Yes, that would be a way to isolate the overhead.
--
----------------------------------------------------------------------
Chandra Seetharaman | Be careful what you choose....
- [email protected] | .......you may get it.
----------------------------------------------------------------------
On Wed, 2006-09-20 at 18:33 -0700, Chandra Seetharaman wrote:
> On Wed, 2006-09-20 at 17:23 -0700, Christoph Lameter wrote:
> > On Wed, 20 Sep 2006, Andi Kleen wrote:
> >
> > > There are lots of different cases. At least for anonymous memory
> > > ->mapping should be free. Perhaps that could be used for anonymous
> > > memory and a separate data structure for the important others.
> >
> > mapping is used for swap and to point to the anon vma.
> >
> > > slab should have at least one field free too, although it might be a different
> > > one (iirc Christoph's rewrite uses more than the current slab, but it would
> > > surprise me if he needed all)
> >
> > slab currently has lots of fields free but my rewrite uses all of them.

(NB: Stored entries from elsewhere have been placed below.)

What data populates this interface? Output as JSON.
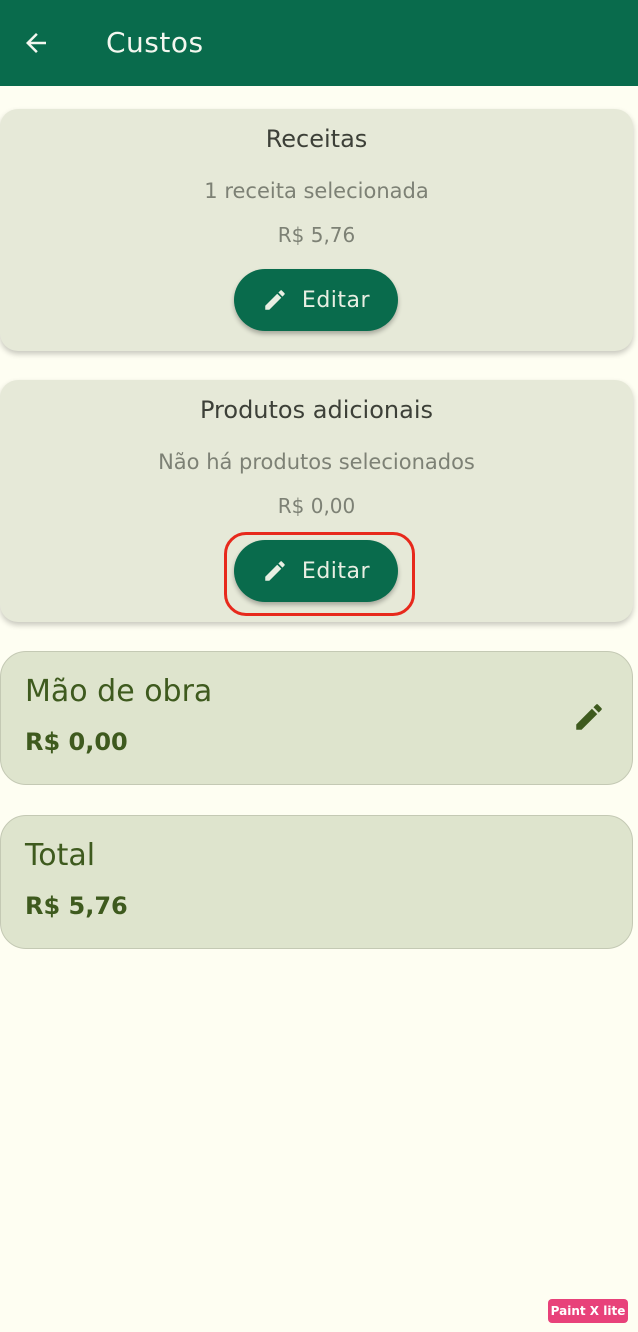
{
  "appbar": {
    "title": "Custos"
  },
  "recipes": {
    "title": "Receitas",
    "subtitle": "1 receita selecionada",
    "value": "R$ 5,76",
    "edit_label": "Editar"
  },
  "extras": {
    "title": "Produtos adicionais",
    "subtitle": "Não há produtos selecionados",
    "value": "R$ 0,00",
    "edit_label": "Editar"
  },
  "labor": {
    "label": "Mão de obra",
    "value": "R$ 0,00"
  },
  "total": {
    "label": "Total",
    "value": "R$ 5,76"
  },
  "watermark": {
    "text": "Paint X lite"
  },
  "colors": {
    "primary": "#096b4c",
    "card": "#e6e9d8",
    "highlight": "#e7291c",
    "accent_text": "#3e5a1e"
  },
  "icons": {
    "back": "arrow-left-icon",
    "edit": "pencil-icon"
  }
}
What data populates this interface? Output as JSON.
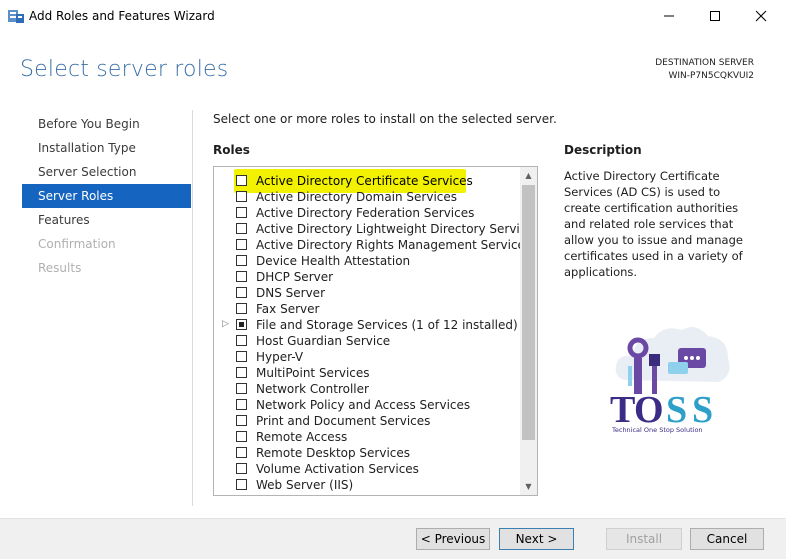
{
  "window": {
    "title": "Add Roles and Features Wizard",
    "minimize_glyph": "—",
    "maximize_glyph": "☐",
    "close_glyph": "✕"
  },
  "header": {
    "page_title": "Select server roles",
    "destination_label": "DESTINATION SERVER",
    "destination_server": "WIN-P7N5CQKVUI2"
  },
  "nav": {
    "items": [
      {
        "label": "Before You Begin",
        "state": "normal"
      },
      {
        "label": "Installation Type",
        "state": "normal"
      },
      {
        "label": "Server Selection",
        "state": "normal"
      },
      {
        "label": "Server Roles",
        "state": "active"
      },
      {
        "label": "Features",
        "state": "normal"
      },
      {
        "label": "Confirmation",
        "state": "disabled"
      },
      {
        "label": "Results",
        "state": "disabled"
      }
    ]
  },
  "content": {
    "instruction": "Select one or more roles to install on the selected server.",
    "roles_heading": "Roles",
    "roles": [
      {
        "label": "Active Directory Certificate Services",
        "state": "unchecked",
        "highlight": true
      },
      {
        "label": "Active Directory Domain Services",
        "state": "unchecked"
      },
      {
        "label": "Active Directory Federation Services",
        "state": "unchecked"
      },
      {
        "label": "Active Directory Lightweight Directory Services",
        "state": "unchecked"
      },
      {
        "label": "Active Directory Rights Management Services",
        "state": "unchecked"
      },
      {
        "label": "Device Health Attestation",
        "state": "unchecked"
      },
      {
        "label": "DHCP Server",
        "state": "unchecked"
      },
      {
        "label": "DNS Server",
        "state": "unchecked"
      },
      {
        "label": "Fax Server",
        "state": "unchecked"
      },
      {
        "label": "File and Storage Services (1 of 12 installed)",
        "state": "partial",
        "expandable": true
      },
      {
        "label": "Host Guardian Service",
        "state": "unchecked"
      },
      {
        "label": "Hyper-V",
        "state": "unchecked"
      },
      {
        "label": "MultiPoint Services",
        "state": "unchecked"
      },
      {
        "label": "Network Controller",
        "state": "unchecked"
      },
      {
        "label": "Network Policy and Access Services",
        "state": "unchecked"
      },
      {
        "label": "Print and Document Services",
        "state": "unchecked"
      },
      {
        "label": "Remote Access",
        "state": "unchecked"
      },
      {
        "label": "Remote Desktop Services",
        "state": "unchecked"
      },
      {
        "label": "Volume Activation Services",
        "state": "unchecked"
      },
      {
        "label": "Web Server (IIS)",
        "state": "unchecked"
      }
    ],
    "expander_glyph": "▷",
    "scroll_up_glyph": "▲",
    "scroll_down_glyph": "▼",
    "description_heading": "Description",
    "description_text": "Active Directory Certificate Services (AD CS) is used to create certification authorities and related role services that allow you to issue and manage certificates used in a variety of applications."
  },
  "logo": {
    "brand": "TOSS",
    "tagline": "Technical One Stop Solution"
  },
  "footer": {
    "previous_label": "< Previous",
    "next_label": "Next >",
    "install_label": "Install",
    "cancel_label": "Cancel"
  },
  "colors": {
    "accent": "#1565c0",
    "title_blue": "#3a6fa7",
    "highlight_yellow": "#f2f200"
  }
}
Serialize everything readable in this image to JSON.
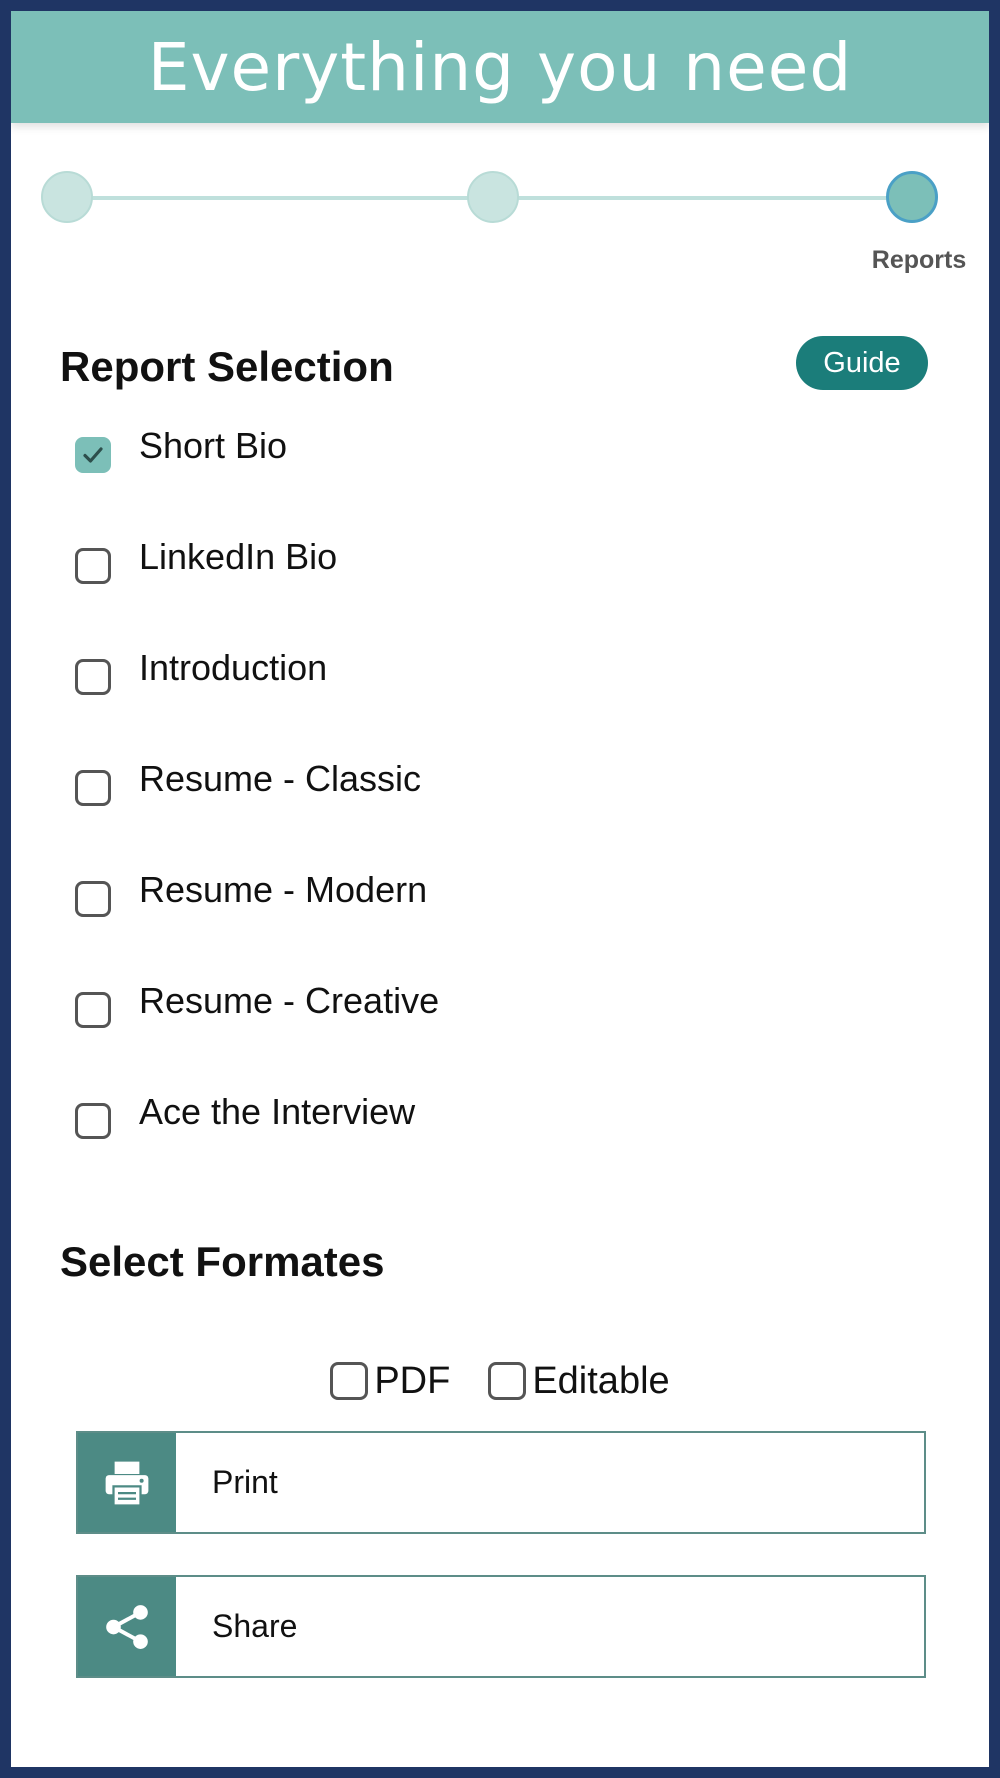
{
  "header": {
    "title": "Everything you need"
  },
  "stepper": {
    "active_step_label": "Reports"
  },
  "report_section": {
    "title": "Report Selection",
    "guide_label": "Guide",
    "items": [
      {
        "label": "Short Bio",
        "checked": true
      },
      {
        "label": "LinkedIn Bio",
        "checked": false
      },
      {
        "label": "Introduction",
        "checked": false
      },
      {
        "label": "Resume - Classic",
        "checked": false
      },
      {
        "label": "Resume - Modern",
        "checked": false
      },
      {
        "label": "Resume - Creative",
        "checked": false
      },
      {
        "label": "Ace the Interview",
        "checked": false
      }
    ]
  },
  "format_section": {
    "title": "Select Formates",
    "options": [
      {
        "label": "PDF",
        "checked": false
      },
      {
        "label": "Editable",
        "checked": false
      }
    ]
  },
  "actions": {
    "print": {
      "label": "Print",
      "icon": "printer-icon"
    },
    "share": {
      "label": "Share",
      "icon": "share-icon"
    }
  },
  "colors": {
    "header_bg": "#7cbfb8",
    "accent": "#1b7d7a",
    "icon_box": "#4c8a84",
    "frame_border": "#1f3564"
  }
}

> > And AFAICT this patchset does not track slab pages.
> >
> > Hmm.... Build a radix tree with pointers to the pages?
>
> Yes, that would be a way to isolate the overhead.
>
As said earlier, the additional cost is not really that much. And if we
do get additional benefit of proper cache alignment for page struct
because of this additional pointer then it could be a almost zero cost.
And in mm kernel, I also see PAGE_OWNER defined which puts the whole
page struct out of sync with caches.
Christoph, Please let me know if there is still a placeholder for
container pointer ONLY for kernel pages. I think it is easy to do away
with per page pointer for user land as it can be stored in anon_vma or
mappings.
-rohit